The US company Drummond is under new investigation for involvement in the 2001 murders of two Colombian trade union leaders it employed at a coalmine located in the department of Cesar, northern Colombia.
Valmore Locarno, 42, and Victor Hugo Orcasita, 36, were killed by the paramilitary organisation United Self-Defence Forces of Colombia (AUC). They were abducted from a company bus as they returned home from a shift at the mine. Locarno was shot dead in front of his colleagues, while Orcasita was taken away. His body was found the next day with signs of torture. Locarno was the president and Orcasita the vice-president of the Sintraminergetica mine workers union.
The Colombian investigation focuses on payments allegedly made to José Blanco, a middleman who was convicted over the killings in 2013.
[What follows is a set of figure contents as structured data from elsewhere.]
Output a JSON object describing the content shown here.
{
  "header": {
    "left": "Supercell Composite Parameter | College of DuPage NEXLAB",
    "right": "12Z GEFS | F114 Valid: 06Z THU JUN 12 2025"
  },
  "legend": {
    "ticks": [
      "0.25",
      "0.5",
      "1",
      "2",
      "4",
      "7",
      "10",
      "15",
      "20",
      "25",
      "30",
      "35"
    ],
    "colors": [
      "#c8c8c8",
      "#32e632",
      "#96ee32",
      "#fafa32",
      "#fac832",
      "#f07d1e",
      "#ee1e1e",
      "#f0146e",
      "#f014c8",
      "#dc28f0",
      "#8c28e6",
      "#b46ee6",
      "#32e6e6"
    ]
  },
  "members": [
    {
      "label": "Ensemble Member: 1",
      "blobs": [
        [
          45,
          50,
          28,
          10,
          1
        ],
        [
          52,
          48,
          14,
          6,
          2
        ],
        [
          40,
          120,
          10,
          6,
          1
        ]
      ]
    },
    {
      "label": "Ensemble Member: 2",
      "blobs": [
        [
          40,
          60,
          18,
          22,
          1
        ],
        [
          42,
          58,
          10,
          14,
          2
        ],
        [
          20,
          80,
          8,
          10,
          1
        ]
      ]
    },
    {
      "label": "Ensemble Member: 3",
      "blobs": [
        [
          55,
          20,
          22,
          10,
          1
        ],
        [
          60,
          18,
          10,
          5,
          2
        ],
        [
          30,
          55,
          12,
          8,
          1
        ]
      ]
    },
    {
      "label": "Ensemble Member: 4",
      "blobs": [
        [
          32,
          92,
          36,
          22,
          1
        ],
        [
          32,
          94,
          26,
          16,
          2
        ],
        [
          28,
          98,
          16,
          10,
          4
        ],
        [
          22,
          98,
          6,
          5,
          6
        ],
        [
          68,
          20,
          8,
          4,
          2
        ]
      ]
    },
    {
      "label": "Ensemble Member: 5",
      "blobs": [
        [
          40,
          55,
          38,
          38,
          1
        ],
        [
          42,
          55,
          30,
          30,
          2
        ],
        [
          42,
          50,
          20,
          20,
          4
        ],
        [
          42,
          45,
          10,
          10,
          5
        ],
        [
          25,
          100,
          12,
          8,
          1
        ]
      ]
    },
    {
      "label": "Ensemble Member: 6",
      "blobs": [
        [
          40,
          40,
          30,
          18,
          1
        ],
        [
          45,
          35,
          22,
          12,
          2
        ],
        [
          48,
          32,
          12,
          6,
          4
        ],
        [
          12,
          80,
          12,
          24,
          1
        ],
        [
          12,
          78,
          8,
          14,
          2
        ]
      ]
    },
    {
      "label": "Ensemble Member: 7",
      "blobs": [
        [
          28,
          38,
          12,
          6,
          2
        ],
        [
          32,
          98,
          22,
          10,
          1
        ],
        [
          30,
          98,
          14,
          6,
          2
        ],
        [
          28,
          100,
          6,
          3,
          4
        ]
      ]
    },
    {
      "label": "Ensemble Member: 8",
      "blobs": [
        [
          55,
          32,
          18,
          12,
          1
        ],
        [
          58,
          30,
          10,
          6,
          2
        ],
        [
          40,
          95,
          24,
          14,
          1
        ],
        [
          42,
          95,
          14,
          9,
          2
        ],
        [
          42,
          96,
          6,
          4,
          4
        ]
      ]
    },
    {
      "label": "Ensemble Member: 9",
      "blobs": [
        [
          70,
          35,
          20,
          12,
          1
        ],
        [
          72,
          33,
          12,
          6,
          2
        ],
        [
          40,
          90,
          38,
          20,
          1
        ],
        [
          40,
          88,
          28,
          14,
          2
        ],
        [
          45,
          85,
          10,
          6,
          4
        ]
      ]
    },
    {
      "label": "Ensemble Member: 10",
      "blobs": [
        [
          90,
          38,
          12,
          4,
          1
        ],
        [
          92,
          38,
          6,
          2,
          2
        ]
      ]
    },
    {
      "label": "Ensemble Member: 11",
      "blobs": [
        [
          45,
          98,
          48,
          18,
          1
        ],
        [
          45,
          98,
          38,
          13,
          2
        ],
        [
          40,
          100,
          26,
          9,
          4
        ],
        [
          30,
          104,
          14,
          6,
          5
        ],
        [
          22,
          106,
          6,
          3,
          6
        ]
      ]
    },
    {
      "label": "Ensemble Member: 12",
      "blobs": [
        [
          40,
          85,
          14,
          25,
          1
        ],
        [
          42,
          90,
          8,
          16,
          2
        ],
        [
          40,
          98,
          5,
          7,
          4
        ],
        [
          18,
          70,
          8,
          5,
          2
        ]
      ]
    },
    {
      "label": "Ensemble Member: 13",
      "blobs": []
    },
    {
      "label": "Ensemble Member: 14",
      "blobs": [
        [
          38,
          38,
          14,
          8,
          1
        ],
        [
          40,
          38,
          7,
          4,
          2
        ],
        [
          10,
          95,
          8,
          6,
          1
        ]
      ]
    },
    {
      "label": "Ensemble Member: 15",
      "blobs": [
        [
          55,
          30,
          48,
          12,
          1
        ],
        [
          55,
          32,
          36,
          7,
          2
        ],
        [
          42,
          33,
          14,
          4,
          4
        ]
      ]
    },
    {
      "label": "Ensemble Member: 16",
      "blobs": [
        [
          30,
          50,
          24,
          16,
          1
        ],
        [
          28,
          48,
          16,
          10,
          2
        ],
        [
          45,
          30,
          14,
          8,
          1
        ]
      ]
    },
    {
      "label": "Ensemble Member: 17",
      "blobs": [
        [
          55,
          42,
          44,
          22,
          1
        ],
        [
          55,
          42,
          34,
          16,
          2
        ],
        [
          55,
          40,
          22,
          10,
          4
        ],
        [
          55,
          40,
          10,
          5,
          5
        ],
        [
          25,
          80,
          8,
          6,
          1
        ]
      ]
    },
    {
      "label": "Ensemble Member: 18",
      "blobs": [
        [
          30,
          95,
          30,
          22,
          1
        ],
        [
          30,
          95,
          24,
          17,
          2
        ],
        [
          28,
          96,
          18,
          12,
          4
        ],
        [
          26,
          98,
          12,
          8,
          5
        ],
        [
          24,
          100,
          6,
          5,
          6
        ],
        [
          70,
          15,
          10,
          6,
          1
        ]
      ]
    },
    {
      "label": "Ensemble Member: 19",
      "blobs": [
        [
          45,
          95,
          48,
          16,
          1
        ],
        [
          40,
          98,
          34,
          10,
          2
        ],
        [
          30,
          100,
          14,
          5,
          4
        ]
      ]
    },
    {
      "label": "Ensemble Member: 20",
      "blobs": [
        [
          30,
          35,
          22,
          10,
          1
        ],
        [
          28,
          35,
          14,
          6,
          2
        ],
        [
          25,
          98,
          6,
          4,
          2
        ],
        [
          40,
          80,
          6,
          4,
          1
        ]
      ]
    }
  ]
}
Drummond is one of the largest exporters of Colombian coal, the country’s second main export commodity after oil. In 2003, the widows of Locarno and Orcasita, as well as the widow of Gustavo Soler, sued Drummond over the killings. Soler succeeded Locarno as union president and was himself kidnapped, tortured and murdered by paramilitaries a few months later. In 2007, a court in Alabama, where Drummond is based, ruled that the company was not liable in the deaths.
Five years ago, Drummond was fined $3.6 million dollars and saw some of its operations suspended after it was caught dumping hundreds of tonnes of coal into the Caribbean Sea off the city of Santa Marta.
According to reports, at least eight Drummond officials will be required to provide evidence to the investigation. The company denies any wrongdoing.